I wish I'd found this *before* Halloween was over, but if you happen to have any holiday spirit still hanging around with the leftover candy, may I suggest Wikipedia's article on the Sedlec Ossuary? It's a chapel in the Czech Republic that was heaped up with big stacks of human bones until a woodcarver named František Rint got hired to put the place in order. "Order" is one word for it.

Wikipedia's list of unusual articles is a good place to lose a few hours that you don't have to lose. I'm fond of Arbre du Ténéré, an acacia in the Sahara that was the only living tree in 400 kilometers until it got hit by a drunken Libyan truck driver. Also Ferdinandea, a seamount that rose above the waves after a volcanic eruption in 1831 and was the subject of a four-way territorial dispute until it sank again the next year, then was mistaken for a Libyan submarine and bombed by the U.S. Air Force. (Take that, tree-killers!) And the Phantom time hypothesis, which holds that the years 614 through 911 A.D. are a myth.
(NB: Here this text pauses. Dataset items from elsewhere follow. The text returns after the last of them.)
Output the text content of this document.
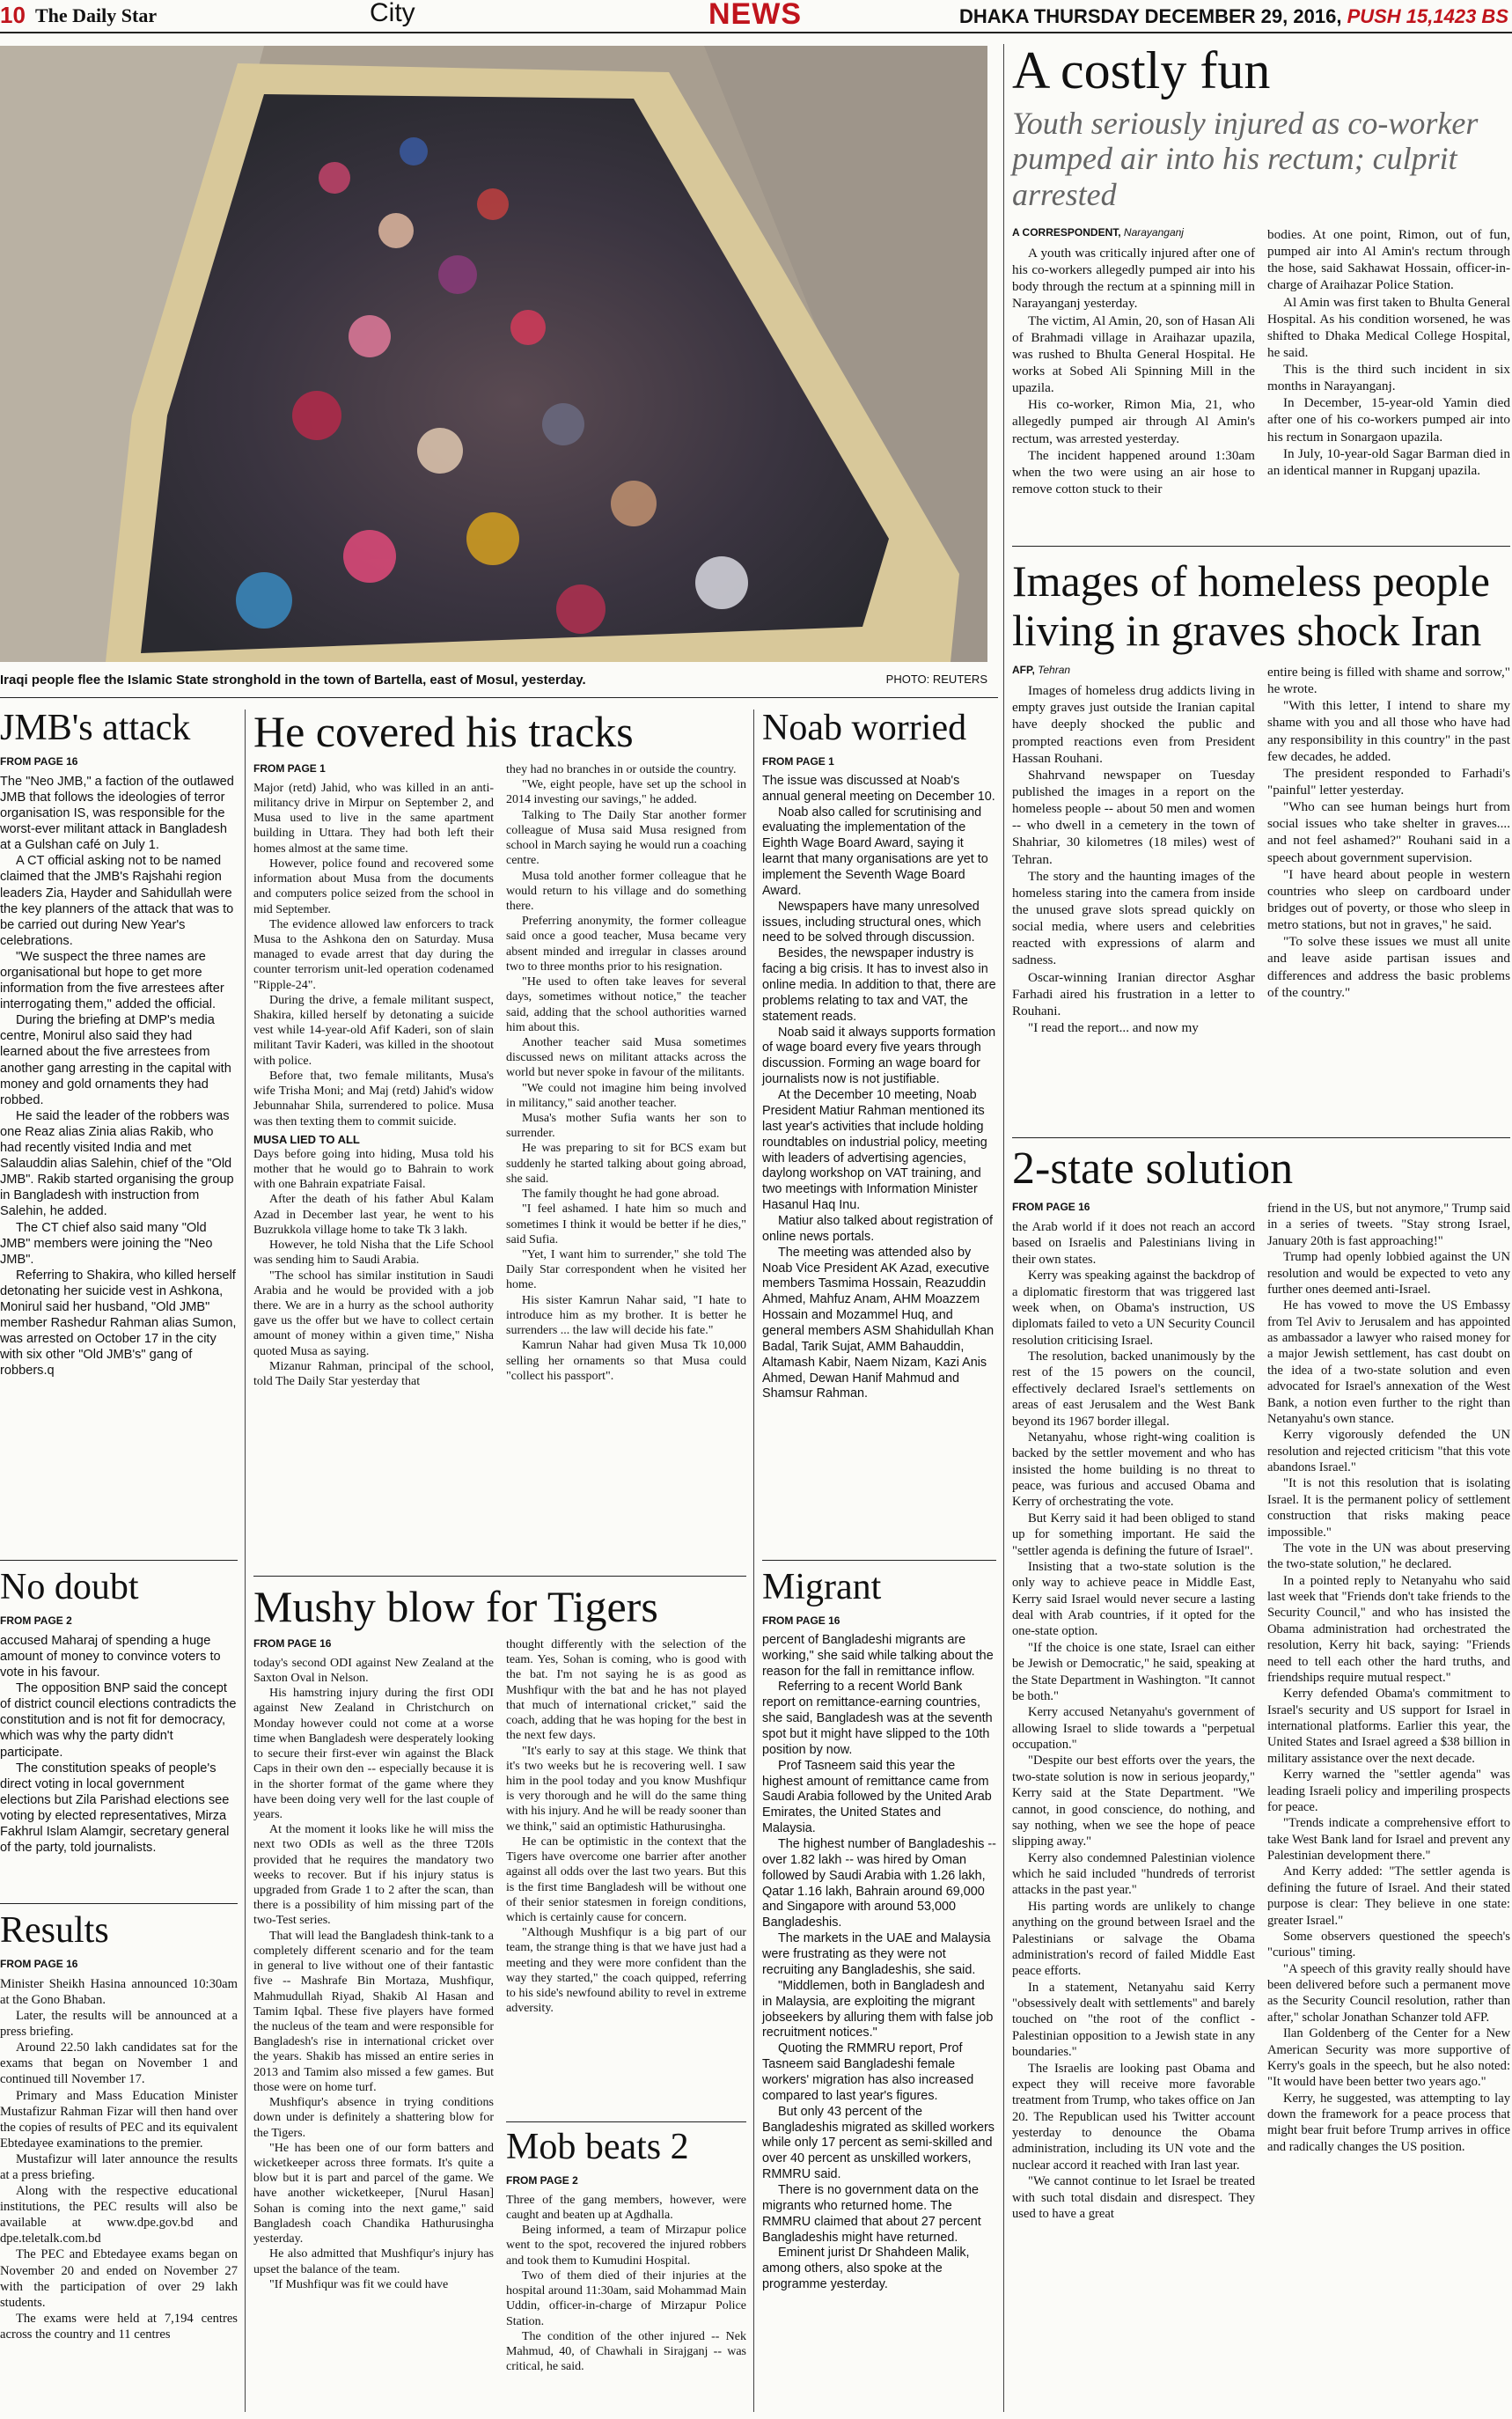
10 The Daily Star	City	NEWS	DHAKA THURSDAY DECEMBER 29, 2016, PUSH 15,1423 BS
Iraqi people flee the Islamic State stronghold in the town of Bartella, east of Mosul, yesterday.	PHOTO: REUTERS
A costly fun
Youth seriously injured as co-worker pumped air into his rectum; culprit arrested
A CORRESPONDENT, Narayanganj

A youth was critically injured after one of his co-workers allegedly pumped air into his body through the rectum at a spinning mill in Narayanganj yesterday.

The victim, Al Amin, 20, son of Hasan Ali of Brahmadi village in Araihazar upazila, was rushed to Bhulta General Hospital. He works at Sobed Ali Spinning Mill in the upazila.

His co-worker, Rimon Mia, 21, who allegedly pumped air through Al Amin's rectum, was arrested yesterday.

The incident happened around 1:30am when the two were using an air hose to remove cotton stuck to their

bodies. At one point, Rimon, out of fun, pumped air into Al Amin's rectum through the hose, said Sakhawat Hossain, officer-in-charge of Araihazar Police Station.

Al Amin was first taken to Bhulta General Hospital. As his condition worsened, he was shifted to Dhaka Medical College Hospital, he said.

This is the third such incident in six months in Narayanganj.

In December, 15-year-old Yamin died after one of his co-workers pumped air into his rectum in Sonargaon upazila.

In July, 10-year-old Sagar Barman died in an identical manner in Rupganj upazila.

Images of homeless people living in graves shock Iran
AFP, Tehran

Images of homeless drug addicts living in empty graves just outside the Iranian capital have deeply shocked the public and prompted reactions even from President Hassan Rouhani.

Shahrvand newspaper on Tuesday published the images in a report on the homeless people -- about 50 men and women -- who dwell in a cemetery in the town of Shahriar, 30 kilometres (18 miles) west of Tehran.

The story and the haunting images of the homeless staring into the camera from inside the unused grave slots spread quickly on social media, where users and celebrities reacted with expressions of alarm and sadness.

Oscar-winning Iranian director Asghar Farhadi aired his frustration in a letter to Rouhani.

"I read the report... and now my

entire being is filled with shame and sorrow," he wrote.

"With this letter, I intend to share my shame with you and all those who have had any responsibility in this country" in the past few decades, he added.

The president responded to Farhadi's "painful" letter yesterday.

"Who can see human beings hurt from social issues who take shelter in graves.... and not feel ashamed?" Rouhani said in a speech about government supervision.

"I have heard about people in western countries who sleep on cardboard under bridges out of poverty, or those who sleep in metro stations, but not in graves," he said.

"To solve these issues we must all unite and leave aside partisan issues and differences and address the basic problems of the country."

2-state solution
FROM PAGE 16

the Arab world if it does not reach an accord based on Israelis and Palestinians living in their own states.

Kerry was speaking against the backdrop of a diplomatic firestorm that was triggered last week when, on Obama's instruction, US diplomats failed to veto a UN Security Council resolution criticising Israel.

The resolution, backed unanimously by the rest of the 15 powers on the council, effectively declared Israel's settlements on areas of east Jerusalem and the West Bank beyond its 1967 border illegal.

Netanyahu, whose right-wing coalition is backed by the settler movement and who has insisted the home building is no threat to peace, was furious and accused Obama and Kerry of orchestrating the vote.

But Kerry said it had been obliged to stand up for something important. He said the "settler agenda is defining the future of Israel".

Insisting that a two-state solution is the only way to achieve peace in Middle East, Kerry said Israel would never secure a lasting deal with Arab countries, if it opted for the one-state option.

"If the choice is one state, Israel can either be Jewish or Democratic," he said, speaking at the State Department in Washington. "It cannot be both."

Kerry accused Netanyahu's government of allowing Israel to slide towards a "perpetual occupation."

"Despite our best efforts over the years, the two-state solution is now in serious jeopardy," Kerry said at the State Department. "We cannot, in good conscience, do nothing, and say nothing, when we see the hope of peace slipping away."

Kerry also condemned Palestinian violence which he said included "hundreds of terrorist attacks in the past year."

His parting words are unlikely to change anything on the ground between Israel and the Palestinians or salvage the Obama administration's record of failed Middle East peace efforts.

In a statement, Netanyahu said Kerry "obsessively dealt with settlements" and barely touched on "the root of the conflict - Palestinian opposition to a Jewish state in any boundaries."

The Israelis are looking past Obama and expect they will receive more favorable treatment from Trump, who takes office on Jan 20. The Republican used his Twitter account yesterday to denounce the Obama administration, including its UN vote and the nuclear accord it reached with Iran last year.

"We cannot continue to let Israel be treated with such total disdain and disrespect. They used to have a great

friend in the US, but not anymore," Trump said in a series of tweets. "Stay strong Israel, January 20th is fast approaching!"

Trump had openly lobbied against the UN resolution and would be expected to veto any further ones deemed anti-Israel.

He has vowed to move the US Embassy from Tel Aviv to Jerusalem and has appointed as ambassador a lawyer who raised money for a major Jewish settlement, has cast doubt on the idea of a two-state solution and even advocated for Israel's annexation of the West Bank, a notion even further to the right than Netanyahu's own stance.

Kerry vigorously defended the UN resolution and rejected criticism "that this vote abandons Israel."

"It is not this resolution that is isolating Israel. It is the permanent policy of settlement construction that risks making peace impossible."

The vote in the UN was about preserving the two-state solution," he declared.

In a pointed reply to Netanyahu who said last week that "Friends don't take friends to the Security Council," and who has insisted the Obama administration had orchestrated the resolution, Kerry hit back, saying: "Friends need to tell each other the hard truths, and friendships require mutual respect."

Kerry defended Obama's commitment to Israel's security and US support for Israel in international platforms. Earlier this year, the United States and Israel agreed a $38 billion in military assistance over the next decade.

Kerry warned the "settler agenda" was leading Israeli policy and imperiling prospects for peace.

"Trends indicate a comprehensive effort to take West Bank land for Israel and prevent any Palestinian development there."

And Kerry added: "The settler agenda is defining the future of Israel. And their stated purpose is clear: They believe in one state: greater Israel."

Some observers questioned the speech's "curious" timing.

"A speech of this gravity really should have been delivered before such a permanent move as the Security Council resolution, rather than after," scholar Jonathan Schanzer told AFP.

Ilan Goldenberg of the Center for a New American Security was more supportive of Kerry's goals in the speech, but he also noted: "It would have been better two years ago."

Kerry, he suggested, was attempting to lay down the framework for a peace process that might bear fruit before Trump arrives in office and radically changes the US position.

JMB's attack
FROM PAGE 16

The "Neo JMB," a faction of the outlawed JMB that follows the ideologies of terror organisation IS, was responsible for the worst-ever militant attack in Bangladesh at a Gulshan café on July 1.

A CT official asking not to be named claimed that the JMB's Rajshahi region leaders Zia, Hayder and Sahidullah were the key planners of the attack that was to be carried out during New Year's celebrations.

"We suspect the three names are organisational but hope to get more information from the five arrestees after interrogating them," added the official.

During the briefing at DMP's media centre, Monirul also said they had learned about the five arrestees from another gang arresting in the capital with money and gold ornaments they had robbed.

He said the leader of the robbers was one Reaz alias Zinia alias Rakib, who had recently visited India and met Salauddin alias Salehin, chief of the "Old JMB". Rakib started organising the group in Bangladesh with instruction from Salehin, he added.

The CT chief also said many "Old JMB" members were joining the "Neo JMB".

Referring to Shakira, who killed herself detonating her suicide vest in Ashkona, Monirul said her husband, "Old JMB" member Rashedur Rahman alias Sumon, was arrested on October 17 in the city with six other "Old JMB's" gang of robbers.q

No doubt
FROM PAGE 2

accused Maharaj of spending a huge amount of money to convince voters to vote in his favour.

The opposition BNP said the concept of district council elections contradicts the constitution and is not fit for democracy, which was why the party didn't participate.

The constitution speaks of people's direct voting in local government elections but Zila Parishad elections see voting by elected representatives, Mirza Fakhrul Islam Alamgir, secretary general of the party, told journalists.

Results
FROM PAGE 16

Minister Sheikh Hasina announced 10:30am at the Gono Bhaban.

Later, the results will be announced at a press briefing.

Around 22.50 lakh candidates sat for the exams that began on November 1 and continued till November 17.

Primary and Mass Education Minister Mustafizur Rahman Fizar will then hand over the copies of results of PEC and its equivalent Ebtedayee examinations to the premier.

Mustafizur will later announce the results at a press briefing.

Along with the respective educational institutions, the PEC results will also be available at www.dpe.gov.bd and dpe.teletalk.com.bd

The PEC and Ebtedayee exams began on November 20 and ended on November 27 with the participation of over 29 lakh students.

The exams were held at 7,194 centres across the country and 11 centres

He covered his tracks
FROM PAGE 1

Major (retd) Jahid, who was killed in an anti-militancy drive in Mirpur on September 2, and Musa used to live in the same apartment building in Uttara. They had both left their homes almost at the same time.

However, police found and recovered some information about Musa from the documents and computers police seized from the school in mid September.

The evidence allowed law enforcers to track Musa to the Ashkona den on Saturday. Musa managed to evade arrest that day during the counter terrorism unit-led operation codenamed "Ripple-24".

During the drive, a female militant suspect, Shakira, killed herself by detonating a suicide vest while 14-year-old Afif Kaderi, son of slain militant Tavir Kaderi, was killed in the shootout with police.

Before that, two female militants, Musa's wife Trisha Moni; and Maj (retd) Jahid's widow Jebunnahar Shila, surrendered to police. Musa was then texting them to commit suicide.

MUSA LIED TO ALL

Days before going into hiding, Musa told his mother that he would go to Bahrain to work with one Bahrain expatriate Faisal.

After the death of his father Abul Kalam Azad in December last year, he went to his Buzrukkola village home to take Tk 3 lakh.

However, he told Nisha that the Life School was sending him to Saudi Arabia.

"The school has similar institution in Saudi Arabia and he would be provided with a job there. We are in a hurry as the school authority gave us the offer but we have to collect certain amount of money within a given time," Nisha quoted Musa as saying.

Mizanur Rahman, principal of the school, told The Daily Star yesterday that

they had no branches in or outside the country.

"We, eight people, have set up the school in 2014 investing our savings," he added.

Talking to The Daily Star another former colleague of Musa said Musa resigned from school in March saying he would run a coaching centre.

Musa told another former colleague that he would return to his village and do something there.

Preferring anonymity, the former colleague said once a good teacher, Musa became very absent minded and irregular in classes around two to three months prior to his resignation.

"He used to often take leaves for several days, sometimes without notice," the teacher said, adding that the school authorities warned him about this.

Another teacher said Musa sometimes discussed news on militant attacks across the world but never spoke in favour of the militants.

"We could not imagine him being involved in militancy," said another teacher.

Musa's mother Sufia wants her son to surrender.

He was preparing to sit for BCS exam but suddenly he started talking about going abroad, she said.

The family thought he had gone abroad.

"I feel ashamed. I hate him so much and sometimes I think it would be better if he dies," said Sufia.

"Yet, I want him to surrender," she told The Daily Star correspondent when he visited her home.

His sister Kamrun Nahar said, "I hate to introduce him as my brother. It is better he surrenders ... the law will decide his fate."

Kamrun Nahar had given Musa Tk 10,000 selling her ornaments so that Musa could "collect his passport".

Mushy blow for Tigers
FROM PAGE 16

today's second ODI against New Zealand at the Saxton Oval in Nelson.

His hamstring injury during the first ODI against New Zealand in Christchurch on Monday however could not come at a worse time when Bangladesh were desperately looking to secure their first-ever win against the Black Caps in their own den -- especially because it is in the shorter format of the game where they have been doing very well for the last couple of years.

At the moment it looks like he will miss the next two ODIs as well as the three T20Is provided that he requires the mandatory two weeks to recover. But if his injury status is upgraded from Grade 1 to 2 after the scan, than there is a possibility of him missing part of the two-Test series.

That will lead the Bangladesh think-tank to a completely different scenario and for the team in general to live without one of their fantastic five -- Mashrafe Bin Mortaza, Mushfiqur, Mahmudullah Riyad, Shakib Al Hasan and Tamim Iqbal. These five players have formed the nucleus of the team and were responsible for Bangladesh's rise in international cricket over the years. Shakib has missed an entire series in 2013 and Tamim also missed a few games. But those were on home turf.

Mushfiqur's absence in trying conditions down under is definitely a shattering blow for the Tigers.

"He has been one of our form batters and wicketkeeper across three formats. It's quite a blow but it is part and parcel of the game. We have another wicketkeeper, [Nurul Hasan] Sohan is coming into the next game," said Bangladesh coach Chandika Hathurusingha yesterday.

He also admitted that Mushfiqur's injury has upset the balance of the team.

"If Mushfiqur was fit we could have

thought differently with the selection of the team. Yes, Sohan is coming, who is good with the bat. I'm not saying he is as good as Mushfiqur with the bat and he has not played that much of international cricket," said the coach, adding that he was hoping for the best in the next few days.

"It's early to say at this stage. We think that it's two weeks but he is recovering well. I saw him in the pool today and you know Mushfiqur is very thorough and he will do the same thing with his injury. And he will be ready sooner than we think," said an optimistic Hathurusingha.

He can be optimistic in the context that the Tigers have overcome one barrier after another against all odds over the last two years. But this is the first time Bangladesh will be without one of their senior statesmen in foreign conditions, which is certainly cause for concern.

"Although Mushfiqur is a big part of our team, the strange thing is that we have just had a meeting and they were more confident than the way they started," the coach quipped, referring to his side's newfound ability to revel in extreme adversity.

Mob beats 2
FROM PAGE 2

Three of the gang members, however, were caught and beaten up at Agdhalla.

Being informed, a team of Mirzapur police went to the spot, recovered the injured robbers and took them to Kumudini Hospital.

Two of them died of their injuries at the hospital around 11:30am, said Mohammad Main Uddin, officer-in-charge of Mirzapur Police Station.

The condition of the other injured -- Nek Mahmud, 40, of Chawhali in Sirajganj -- was critical, he said.

Noab worried
FROM PAGE 1

The issue was discussed at Noab's annual general meeting on December 10.

Noab also called for scrutinising and evaluating the implementation of the Eighth Wage Board Award, saying it learnt that many organisations are yet to implement the Seventh Wage Board Award.

Newspapers have many unresolved issues, including structural ones, which need to be solved through discussion.

Besides, the newspaper industry is facing a big crisis. It has to invest also in online media. In addition to that, there are problems relating to tax and VAT, the statement reads.

Noab said it always supports formation of wage board every five years through discussion. Forming an wage board for journalists now is not justifiable.

At the December 10 meeting, Noab President Matiur Rahman mentioned its last year's activities that include holding roundtables on industrial policy, meeting with leaders of advertising agencies, daylong workshop on VAT training, and two meetings with Information Minister Hasanul Haq Inu.

Matiur also talked about registration of online news portals.

The meeting was attended also by Noab Vice President AK Azad, executive members Tasmima Hossain, Reazuddin Ahmed, Mahfuz Anam, AHM Moazzem Hossain and Mozammel Huq, and general members ASM Shahidullah Khan Badal, Tarik Sujat, AMM Bahauddin, Altamash Kabir, Naem Nizam, Kazi Anis Ahmed, Dewan Hanif Mahmud and Shamsur Rahman.

Migrant
FROM PAGE 16

percent of Bangladeshi migrants are working," she said while talking about the reason for the fall in remittance inflow.

Referring to a recent World Bank report on remittance-earning countries, she said, Bangladesh was at the seventh spot but it might have slipped to the 10th position by now.

Prof Tasneem said this year the highest amount of remittance came from Saudi Arabia followed by the United Arab Emirates, the United States and Malaysia.

The highest number of Bangladeshis -- over 1.82 lakh -- was hired by Oman followed by Saudi Arabia with 1.26 lakh, Qatar 1.16 lakh, Bahrain around 69,000 and Singapore with around 53,000 Bangladeshis.

The markets in the UAE and Malaysia were frustrating as they were not recruiting any Bangladeshis, she said.

"Middlemen, both in Bangladesh and in Malaysia, are exploiting the migrant jobseekers by alluring them with false job recruitment notices."

Quoting the RMMRU report, Prof Tasneem said Bangladeshi female workers' migration has also increased compared to last year's figures.

But only 43 percent of the Bangladeshis migrated as skilled workers while only 17 percent as semi-skilled and over 40 percent as unskilled workers, RMMRU said.

There is no government data on the migrants who returned home. The RMMRU claimed that about 27 percent Bangladeshis might have returned.

Eminent jurist Dr Shahdeen Malik, among others, also spoke at the programme yesterday.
One that's been on my watchlist for a while now is a linguistic curiosity, the sentence "Buffalo buffalo Buffalo buffalo buffalo buffalo Buffalo buffalo.‎" -- which carries a secondary risk of getting lost in the archives of the LINGUIST list. "Unlike American teenage postposed 'not', Australian postposed 'but' seems to form an intonational unit with the preceding material in the sentence." I love that sentence. Not just that it exists, but that it's a serious hypothesis.

I have an icon that combines skeletons and geekiness. Perfect.